Açık renk genellikle onu yayan kaynak tarafından üretilen enerji tarafından belirlenir. Bir nesne ne kadar sıcaksa, o kadar fazla enerji yayar ve bu da daha kısa dalga boylarına sahip ışıkla sonuçlanır. Daha soğuk nesneler, daha uzun dalga boylarında ışık oluşturur. Örneğin, bir kaynak makinesini ateşlerseniz, alevinin ilk başta kırmızı olduğunu, ancak açtığınızda renginin mavi olduğunu göreceksiniz.

Benzer şekilde, yıldızlar sıcaklıklarından dolayı farklı renklerde ışık yayarlar. Güneşin yüzeyi, sarımsı bir ışık yaymasına neden olan 5,500 santigrat derece civarında bir sıcaklığa sahiptir. Betelgeuse gibi sıcaklığı 3.000 C olan bir yıldız kırmızı ışık yayar. 12.000 C yüzey sıcaklığına sahip Rigel gibi daha sıcak yıldızlar mavi ışık yayar.

Işığın İkili Doğası

20. yüzyılın başlarında ışıkla yapılan deneyler, ışığın iki doğası olduğunu ortaya çıkardı. Çoğu deney, ışığın bir dalga gibi davrandığını gösterdi. Örneğin, ışığı çok dar bir yarıktan geçirdiğinizde, bir dalga gibi genişler. Bununla birlikte, fotoelektrik etki adı verilen başka bir deneyde, sodyum metali üzerine mor ışık tuttuğunuzda, metal elektronları fırlatır, bu da ışığın foton adı verilen parçacıklardan oluştuğunu düşündürür.
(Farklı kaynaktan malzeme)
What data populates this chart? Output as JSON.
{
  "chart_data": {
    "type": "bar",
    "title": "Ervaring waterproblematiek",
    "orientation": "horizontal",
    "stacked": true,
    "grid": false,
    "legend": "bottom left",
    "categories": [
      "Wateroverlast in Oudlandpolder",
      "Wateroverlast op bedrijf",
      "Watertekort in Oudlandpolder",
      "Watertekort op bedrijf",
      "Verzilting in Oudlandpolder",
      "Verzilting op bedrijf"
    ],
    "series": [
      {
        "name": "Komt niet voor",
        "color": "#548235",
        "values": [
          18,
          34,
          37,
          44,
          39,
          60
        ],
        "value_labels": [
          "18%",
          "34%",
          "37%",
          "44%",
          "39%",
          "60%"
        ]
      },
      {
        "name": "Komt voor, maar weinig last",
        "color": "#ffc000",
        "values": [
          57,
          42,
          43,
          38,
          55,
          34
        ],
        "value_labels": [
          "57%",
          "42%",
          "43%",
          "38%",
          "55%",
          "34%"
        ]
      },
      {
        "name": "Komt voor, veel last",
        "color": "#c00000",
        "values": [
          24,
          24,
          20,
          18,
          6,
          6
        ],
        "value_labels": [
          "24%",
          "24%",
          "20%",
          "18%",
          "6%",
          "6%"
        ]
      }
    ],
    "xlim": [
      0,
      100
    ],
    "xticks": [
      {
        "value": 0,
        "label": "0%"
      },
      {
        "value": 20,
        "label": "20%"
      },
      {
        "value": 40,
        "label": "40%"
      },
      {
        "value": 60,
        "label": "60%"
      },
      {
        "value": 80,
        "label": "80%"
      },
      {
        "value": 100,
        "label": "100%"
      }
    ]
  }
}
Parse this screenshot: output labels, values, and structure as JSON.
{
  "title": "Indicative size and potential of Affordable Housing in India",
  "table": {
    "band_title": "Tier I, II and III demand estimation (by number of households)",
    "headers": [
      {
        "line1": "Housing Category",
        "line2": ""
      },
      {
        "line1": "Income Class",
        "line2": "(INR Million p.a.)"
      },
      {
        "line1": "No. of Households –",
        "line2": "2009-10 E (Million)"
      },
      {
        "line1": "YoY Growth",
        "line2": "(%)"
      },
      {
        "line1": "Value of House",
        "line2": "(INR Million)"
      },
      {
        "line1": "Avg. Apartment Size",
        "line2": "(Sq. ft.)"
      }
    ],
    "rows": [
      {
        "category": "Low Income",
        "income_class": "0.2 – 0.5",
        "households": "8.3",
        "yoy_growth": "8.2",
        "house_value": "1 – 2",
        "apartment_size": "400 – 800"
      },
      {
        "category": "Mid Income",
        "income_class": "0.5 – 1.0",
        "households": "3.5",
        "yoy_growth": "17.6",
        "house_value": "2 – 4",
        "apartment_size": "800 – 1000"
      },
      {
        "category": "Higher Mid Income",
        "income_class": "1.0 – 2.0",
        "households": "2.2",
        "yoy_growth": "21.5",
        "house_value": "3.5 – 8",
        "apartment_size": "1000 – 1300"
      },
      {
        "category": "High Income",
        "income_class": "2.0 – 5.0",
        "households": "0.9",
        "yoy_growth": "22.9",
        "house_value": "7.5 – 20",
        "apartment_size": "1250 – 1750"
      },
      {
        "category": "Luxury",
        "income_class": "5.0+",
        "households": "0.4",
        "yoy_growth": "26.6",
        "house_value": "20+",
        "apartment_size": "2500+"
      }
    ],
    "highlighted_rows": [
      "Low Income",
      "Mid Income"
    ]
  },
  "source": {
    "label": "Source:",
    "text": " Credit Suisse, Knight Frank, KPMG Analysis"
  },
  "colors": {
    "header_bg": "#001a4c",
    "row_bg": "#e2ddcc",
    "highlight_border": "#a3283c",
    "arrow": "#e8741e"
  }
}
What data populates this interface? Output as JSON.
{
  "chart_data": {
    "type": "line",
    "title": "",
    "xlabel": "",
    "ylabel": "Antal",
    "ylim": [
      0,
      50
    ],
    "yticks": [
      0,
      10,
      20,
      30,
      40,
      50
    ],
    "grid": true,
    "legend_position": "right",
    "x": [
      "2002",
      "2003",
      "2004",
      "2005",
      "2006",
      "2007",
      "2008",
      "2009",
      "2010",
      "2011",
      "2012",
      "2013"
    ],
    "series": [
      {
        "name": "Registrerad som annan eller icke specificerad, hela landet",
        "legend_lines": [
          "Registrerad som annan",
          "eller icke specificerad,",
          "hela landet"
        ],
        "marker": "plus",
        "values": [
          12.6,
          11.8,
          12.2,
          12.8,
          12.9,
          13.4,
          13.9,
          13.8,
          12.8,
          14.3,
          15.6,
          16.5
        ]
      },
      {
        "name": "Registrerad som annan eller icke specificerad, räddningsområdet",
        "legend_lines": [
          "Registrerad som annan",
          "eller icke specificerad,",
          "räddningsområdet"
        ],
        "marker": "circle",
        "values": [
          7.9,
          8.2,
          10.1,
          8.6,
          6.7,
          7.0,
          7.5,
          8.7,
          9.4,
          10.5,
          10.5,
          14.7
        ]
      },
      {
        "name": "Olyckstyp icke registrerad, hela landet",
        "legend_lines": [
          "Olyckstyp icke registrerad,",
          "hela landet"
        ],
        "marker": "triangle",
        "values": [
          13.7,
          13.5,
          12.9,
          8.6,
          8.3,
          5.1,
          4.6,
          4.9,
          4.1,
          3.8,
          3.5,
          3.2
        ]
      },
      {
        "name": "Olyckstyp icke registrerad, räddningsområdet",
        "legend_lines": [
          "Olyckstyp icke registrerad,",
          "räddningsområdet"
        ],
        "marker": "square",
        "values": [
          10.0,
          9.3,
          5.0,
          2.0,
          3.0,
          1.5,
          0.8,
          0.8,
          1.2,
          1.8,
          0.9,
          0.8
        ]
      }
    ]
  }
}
Aslında ışık hem parçacık hem de dalga gibi davranır ve yaptığınız deneye göre doğasını değiştiriyor gibi görünür. Şimdilerde ünlü olan iki yarık deneyinde, ışık tek bir bariyerde iki yarıkla karşılaştığında, parçacık ararken bir parçacık gibi ama aynı zamanda arıyorsanız bir dalga gibi davranır. dalgalar.